La descaro era impresionante. Le estaba pidiendo a Haleigh que pagara el parto del hijo de su propio marido.
—¿Sabes? —dijo Haleigh, agitando el vino en su copa—. Odio de verdad a los mentirosos.
—¡No estoy mintiendo! —insistió Brylee.
—Y odio a las mujeres que se hacen las víctimas mientras sostienen el cuchillo —continuó Haleigh.
Se dirigió hacia el sofá.
«¿Haleigh?», preguntó Brylee, sintiendo el cambio en el ambiente.
Haleigh movió la muñeca.
El vino tinto trazó un arco en el aire y salpicó directamente la cara de Brylee.
Brylee chilló y se puso de pie de un salto. El líquido oscuro le goteaba por la barbilla, manchando de morado su blusa blanca.
«¿Estás loca?», gritó Brylee.
«¡Fuera de mi casa!», gritó Haleigh. Agarró a Brylee por los hombros y la empujó hacia el ascensor. «¡Deja de llorar por un hombre que no te quiere! ¡Ten un poco de dignidad!».

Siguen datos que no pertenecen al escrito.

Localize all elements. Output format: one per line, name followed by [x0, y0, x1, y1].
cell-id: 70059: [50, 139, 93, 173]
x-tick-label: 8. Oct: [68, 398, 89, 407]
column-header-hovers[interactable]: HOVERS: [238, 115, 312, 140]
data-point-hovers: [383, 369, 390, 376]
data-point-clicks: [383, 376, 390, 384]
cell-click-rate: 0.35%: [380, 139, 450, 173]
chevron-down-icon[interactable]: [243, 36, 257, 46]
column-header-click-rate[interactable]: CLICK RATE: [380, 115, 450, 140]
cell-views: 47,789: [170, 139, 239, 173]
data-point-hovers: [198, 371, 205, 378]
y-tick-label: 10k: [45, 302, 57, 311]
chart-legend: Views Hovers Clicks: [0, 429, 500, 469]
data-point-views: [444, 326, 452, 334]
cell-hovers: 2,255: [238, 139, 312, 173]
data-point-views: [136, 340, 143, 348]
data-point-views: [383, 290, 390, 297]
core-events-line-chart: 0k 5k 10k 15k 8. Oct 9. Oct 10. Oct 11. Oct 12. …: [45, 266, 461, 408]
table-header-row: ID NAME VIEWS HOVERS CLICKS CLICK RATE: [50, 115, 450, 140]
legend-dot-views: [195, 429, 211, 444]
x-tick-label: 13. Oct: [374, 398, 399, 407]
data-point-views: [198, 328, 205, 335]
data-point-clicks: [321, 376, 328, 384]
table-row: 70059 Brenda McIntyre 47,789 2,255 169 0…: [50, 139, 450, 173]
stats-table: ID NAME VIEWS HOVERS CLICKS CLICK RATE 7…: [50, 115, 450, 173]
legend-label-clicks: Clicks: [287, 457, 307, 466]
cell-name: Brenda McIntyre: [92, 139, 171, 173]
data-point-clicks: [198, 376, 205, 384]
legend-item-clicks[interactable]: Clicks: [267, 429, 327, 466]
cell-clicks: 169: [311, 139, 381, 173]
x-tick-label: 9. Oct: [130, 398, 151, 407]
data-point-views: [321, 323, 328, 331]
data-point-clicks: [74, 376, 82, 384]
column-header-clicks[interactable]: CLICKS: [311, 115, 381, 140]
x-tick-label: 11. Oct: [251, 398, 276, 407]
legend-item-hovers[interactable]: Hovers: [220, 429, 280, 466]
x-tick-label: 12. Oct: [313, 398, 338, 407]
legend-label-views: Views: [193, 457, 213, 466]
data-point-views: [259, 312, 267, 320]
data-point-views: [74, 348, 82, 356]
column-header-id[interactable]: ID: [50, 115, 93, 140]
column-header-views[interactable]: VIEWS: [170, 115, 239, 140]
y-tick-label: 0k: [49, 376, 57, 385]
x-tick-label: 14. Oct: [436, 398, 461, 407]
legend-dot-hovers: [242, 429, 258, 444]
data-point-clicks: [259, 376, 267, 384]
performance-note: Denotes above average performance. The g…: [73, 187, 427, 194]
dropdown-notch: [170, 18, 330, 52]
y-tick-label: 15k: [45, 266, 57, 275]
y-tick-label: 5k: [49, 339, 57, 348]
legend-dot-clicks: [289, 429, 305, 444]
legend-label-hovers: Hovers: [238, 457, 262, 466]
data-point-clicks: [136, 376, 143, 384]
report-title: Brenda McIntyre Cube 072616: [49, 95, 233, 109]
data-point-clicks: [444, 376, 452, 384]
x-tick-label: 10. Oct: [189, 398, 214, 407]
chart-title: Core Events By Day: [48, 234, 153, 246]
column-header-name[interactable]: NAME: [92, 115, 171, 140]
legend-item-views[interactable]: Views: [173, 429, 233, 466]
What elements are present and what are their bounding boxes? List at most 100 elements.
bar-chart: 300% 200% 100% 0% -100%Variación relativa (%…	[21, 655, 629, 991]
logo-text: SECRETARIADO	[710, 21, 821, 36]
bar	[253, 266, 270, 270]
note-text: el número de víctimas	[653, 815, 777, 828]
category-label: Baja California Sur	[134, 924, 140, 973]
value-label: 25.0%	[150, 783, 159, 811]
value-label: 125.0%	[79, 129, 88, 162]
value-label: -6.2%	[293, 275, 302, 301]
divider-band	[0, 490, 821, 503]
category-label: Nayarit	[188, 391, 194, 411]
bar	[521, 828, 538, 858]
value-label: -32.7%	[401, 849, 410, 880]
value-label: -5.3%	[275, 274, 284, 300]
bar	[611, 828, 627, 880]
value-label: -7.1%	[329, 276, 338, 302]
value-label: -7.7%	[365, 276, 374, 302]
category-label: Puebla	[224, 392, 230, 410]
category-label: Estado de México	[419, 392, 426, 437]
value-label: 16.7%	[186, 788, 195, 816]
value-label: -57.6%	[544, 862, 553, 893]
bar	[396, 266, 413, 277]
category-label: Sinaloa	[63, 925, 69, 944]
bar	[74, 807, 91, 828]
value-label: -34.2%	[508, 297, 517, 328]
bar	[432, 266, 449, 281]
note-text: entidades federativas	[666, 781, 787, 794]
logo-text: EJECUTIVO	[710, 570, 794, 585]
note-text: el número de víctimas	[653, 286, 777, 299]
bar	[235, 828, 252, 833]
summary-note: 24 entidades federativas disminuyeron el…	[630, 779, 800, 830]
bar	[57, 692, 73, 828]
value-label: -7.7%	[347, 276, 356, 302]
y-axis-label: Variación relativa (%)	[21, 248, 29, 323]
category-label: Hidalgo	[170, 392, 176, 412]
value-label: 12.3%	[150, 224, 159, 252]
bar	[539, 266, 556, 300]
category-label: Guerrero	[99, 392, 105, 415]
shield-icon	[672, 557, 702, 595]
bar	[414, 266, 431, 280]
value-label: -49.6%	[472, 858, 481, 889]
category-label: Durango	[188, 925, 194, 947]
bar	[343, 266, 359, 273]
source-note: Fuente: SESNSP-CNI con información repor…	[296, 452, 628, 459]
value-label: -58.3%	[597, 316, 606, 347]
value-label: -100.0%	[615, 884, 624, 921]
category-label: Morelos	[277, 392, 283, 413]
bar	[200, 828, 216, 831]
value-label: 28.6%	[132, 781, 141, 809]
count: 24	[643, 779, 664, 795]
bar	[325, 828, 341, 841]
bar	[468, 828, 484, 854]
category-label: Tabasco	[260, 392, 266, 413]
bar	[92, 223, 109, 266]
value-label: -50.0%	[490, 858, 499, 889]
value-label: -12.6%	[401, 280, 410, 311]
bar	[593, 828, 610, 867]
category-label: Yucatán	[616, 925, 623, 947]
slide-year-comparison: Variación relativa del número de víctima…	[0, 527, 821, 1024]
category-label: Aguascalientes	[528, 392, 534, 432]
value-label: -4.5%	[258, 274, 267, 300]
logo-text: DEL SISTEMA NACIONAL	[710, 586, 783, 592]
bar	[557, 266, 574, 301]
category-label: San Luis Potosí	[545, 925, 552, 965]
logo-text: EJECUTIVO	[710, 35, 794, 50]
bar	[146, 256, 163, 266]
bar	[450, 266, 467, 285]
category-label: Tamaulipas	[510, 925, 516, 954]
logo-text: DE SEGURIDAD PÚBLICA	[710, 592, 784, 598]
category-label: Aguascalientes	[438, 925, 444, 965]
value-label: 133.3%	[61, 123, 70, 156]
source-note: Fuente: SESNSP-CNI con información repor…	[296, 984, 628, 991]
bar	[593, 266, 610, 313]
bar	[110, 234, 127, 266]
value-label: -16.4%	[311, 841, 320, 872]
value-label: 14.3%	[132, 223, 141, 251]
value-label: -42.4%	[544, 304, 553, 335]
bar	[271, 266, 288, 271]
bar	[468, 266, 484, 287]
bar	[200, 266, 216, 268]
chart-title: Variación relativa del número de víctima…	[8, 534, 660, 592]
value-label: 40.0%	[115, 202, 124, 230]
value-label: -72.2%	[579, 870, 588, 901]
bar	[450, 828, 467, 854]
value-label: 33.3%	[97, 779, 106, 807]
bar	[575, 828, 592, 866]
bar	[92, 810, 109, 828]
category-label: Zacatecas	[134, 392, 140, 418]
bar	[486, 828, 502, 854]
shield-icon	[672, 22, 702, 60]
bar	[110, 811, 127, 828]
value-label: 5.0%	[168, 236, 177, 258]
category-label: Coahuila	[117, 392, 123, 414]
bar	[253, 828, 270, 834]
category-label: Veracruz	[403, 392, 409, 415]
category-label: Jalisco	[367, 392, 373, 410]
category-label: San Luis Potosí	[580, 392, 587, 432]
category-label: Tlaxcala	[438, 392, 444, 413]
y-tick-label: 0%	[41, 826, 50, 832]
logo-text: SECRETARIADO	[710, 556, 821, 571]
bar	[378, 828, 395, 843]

Retiró la mano y abofeteó a Brylee en la cara. Con fuerza.
El sonido resonó en el cavernoso apartamento como un disparo.
Brylee trastabilló hacia atrás, agarrándose la mejilla, con cara de aturdimiento.
La puerta principal se abrió de golpe. No era Gray: dos guardias de seguridad de Barrett irrumpieron en el piso, alertados por los gritos.
«Señora, ¿va todo bien?», preguntó uno de ellos, con la mano apoyada en su arma.
Haleigh se dio la vuelta. Las lágrimas ya le corrían por el rostro. Ahora estaba montando un espectáculo para un público diferente.
«¡Está embarazada de ese cabrón de Liam!», gritó Haleigh, señalando a Brylee. «¡Y él la abandonó! ¡Vino aquí a suplicar dinero, y cuando me ofrecí a ayudarla a encontrar un refugio, se puso violenta!».